Question

Suppose you have 4.0 L of helium in a flexible container (like a balloon) at a certain temperature and pressure. What will the volume of the helium be if the absolute temperature is halved and the pressure is doubled?

Answer 1

When the temperature is halved and the pressure is doubled, the volume will be divided by 4. The new volume will be 1.0 L

Step-by-step explanation:

Step 1: Data given

Volume of the balloon = 4.0 L

Suppose the pressure of helium gas = 100 atm

Suppose the temperature = 100 K

The absolute temperature is halved = 50 K

The pressure is doubled = 200 atm

Step 2: Calculate the new volume

(P1*V1)/T1 = (P2*V2)/T2

⇒with P1 = the initial pressure = 100 atm

⇒with V1 = the initial volume = 4.0 L

⇒with T1 = the initial temperature = 100 K

⇒with P2 = the doubled pressure = 200 atm

⇒with V2 = the new volume = TO BE DETERMINED

⇒with T2 = the halved temperautre = 50 K

(100 atm * 4.0 L) / 100 K = (200 atm * V2) / 50 K

V2 = (100 * 4 * 50 ) / (100*200)

V2 = 1 L

When the temperature is halved and the pressure is doubled, the volume will be divided by 4. The new volume will be 1.0 L

Answer 2

Volume of the helium will be 1.0L

Step-by-step explanation:

To understand this question it is necessary to talk about 2 laws:

Charles's law that states: The volume of a given amount of gas held at constant pressure is directly proportional to absolute temperature.

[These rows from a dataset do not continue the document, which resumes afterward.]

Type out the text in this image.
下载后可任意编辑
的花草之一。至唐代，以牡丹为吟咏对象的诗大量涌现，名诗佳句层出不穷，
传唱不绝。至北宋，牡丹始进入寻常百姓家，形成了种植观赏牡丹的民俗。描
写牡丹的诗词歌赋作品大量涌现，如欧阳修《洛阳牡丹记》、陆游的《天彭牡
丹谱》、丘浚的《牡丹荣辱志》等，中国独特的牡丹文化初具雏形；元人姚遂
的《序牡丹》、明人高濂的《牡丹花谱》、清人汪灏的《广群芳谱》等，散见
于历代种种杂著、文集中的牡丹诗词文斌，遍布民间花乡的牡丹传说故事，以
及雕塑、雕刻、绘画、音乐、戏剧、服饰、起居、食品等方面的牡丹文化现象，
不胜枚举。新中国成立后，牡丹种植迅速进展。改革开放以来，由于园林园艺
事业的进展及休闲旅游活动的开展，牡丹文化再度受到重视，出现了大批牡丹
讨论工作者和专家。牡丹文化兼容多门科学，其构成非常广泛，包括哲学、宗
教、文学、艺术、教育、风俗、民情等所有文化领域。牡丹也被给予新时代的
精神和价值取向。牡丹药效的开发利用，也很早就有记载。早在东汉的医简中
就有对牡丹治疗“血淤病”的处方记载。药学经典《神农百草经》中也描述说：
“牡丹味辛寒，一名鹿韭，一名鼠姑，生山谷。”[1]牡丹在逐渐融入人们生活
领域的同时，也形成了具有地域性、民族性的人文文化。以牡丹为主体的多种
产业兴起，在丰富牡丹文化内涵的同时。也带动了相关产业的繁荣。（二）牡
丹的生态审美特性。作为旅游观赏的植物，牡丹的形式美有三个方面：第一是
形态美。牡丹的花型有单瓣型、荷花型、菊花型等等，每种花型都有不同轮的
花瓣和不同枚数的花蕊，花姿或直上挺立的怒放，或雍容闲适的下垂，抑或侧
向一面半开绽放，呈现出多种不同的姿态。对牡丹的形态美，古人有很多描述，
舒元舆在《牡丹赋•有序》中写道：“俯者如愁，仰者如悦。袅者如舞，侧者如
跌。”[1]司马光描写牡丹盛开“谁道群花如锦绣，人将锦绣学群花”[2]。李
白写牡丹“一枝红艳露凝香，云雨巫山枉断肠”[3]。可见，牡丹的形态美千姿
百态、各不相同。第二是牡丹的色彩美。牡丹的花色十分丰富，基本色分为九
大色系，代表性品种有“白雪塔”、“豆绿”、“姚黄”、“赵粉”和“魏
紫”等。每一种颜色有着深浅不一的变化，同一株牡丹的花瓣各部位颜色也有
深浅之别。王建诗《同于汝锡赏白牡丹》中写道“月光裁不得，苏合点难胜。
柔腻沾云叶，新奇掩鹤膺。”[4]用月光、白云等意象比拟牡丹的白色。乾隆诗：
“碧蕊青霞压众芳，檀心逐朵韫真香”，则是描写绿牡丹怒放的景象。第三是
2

Boyle's law that states: The volume of a given amount of gas held at constant temperature varies inversely with the applied pressure when the temperature and mass are constant.

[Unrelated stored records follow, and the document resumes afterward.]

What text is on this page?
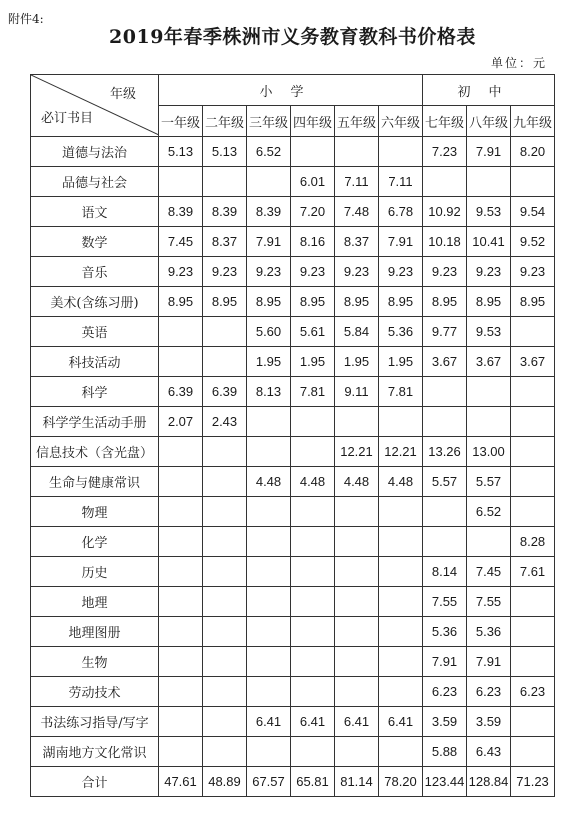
附件4:
2019年春季株洲市义务教育教科书价格表
单位：元
年级
必订书目	小学						初中		
	一年级	二年级	三年级	四年级	五年级	六年级	七年级	八年级	九年级
道德与法治	5.13	5.13	6.52				7.23	7.91	8.20
品德与社会				6.01	7.11	7.11			
语文	8.39	8.39	8.39	7.20	7.48	6.78	10.92	9.53	9.54
数学	7.45	8.37	7.91	8.16	8.37	7.91	10.18	10.41	9.52
音乐	9.23	9.23	9.23	9.23	9.23	9.23	9.23	9.23	9.23
美术(含练习册)	8.95	8.95	8.95	8.95	8.95	8.95	8.95	8.95	8.95
英语			5.60	5.61	5.84	5.36	9.77	9.53	
科技活动			1.95	1.95	1.95	1.95	3.67	3.67	3.67
科学	6.39	6.39	8.13	7.81	9.11	7.81			
科学学生活动手册	2.07	2.43							
信息技术（含光盘）					12.21	12.21	13.26	13.00	
生命与健康常识			4.48	4.48	4.48	4.48	5.57	5.57	
物理								6.52	
化学									8.28
历史							8.14	7.45	7.61
地理							7.55	7.55	
地理图册							5.36	5.36	
生物							7.91	7.91	
劳动技术							6.23	6.23	6.23
书法练习指导/写字			6.41	6.41	6.41	6.41	3.59	3.59	
湖南地方文化常识							5.88	6.43	
合计	47.61	48.89	67.57	65.81	81.14	78.20	123.44	128.84	71.23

Now, in the problem, if you have 4.0L of helium:

If the temperature is halved and the volume varies directly with temperature (Charles's law), the volume of helium will be 2.0L

Then, the pressure es doubled and as volume varies inversely with pressure (Boyle's law), the volume of helium will be halved, being 1.0L.

Thus, volume of the helium will be 1.0L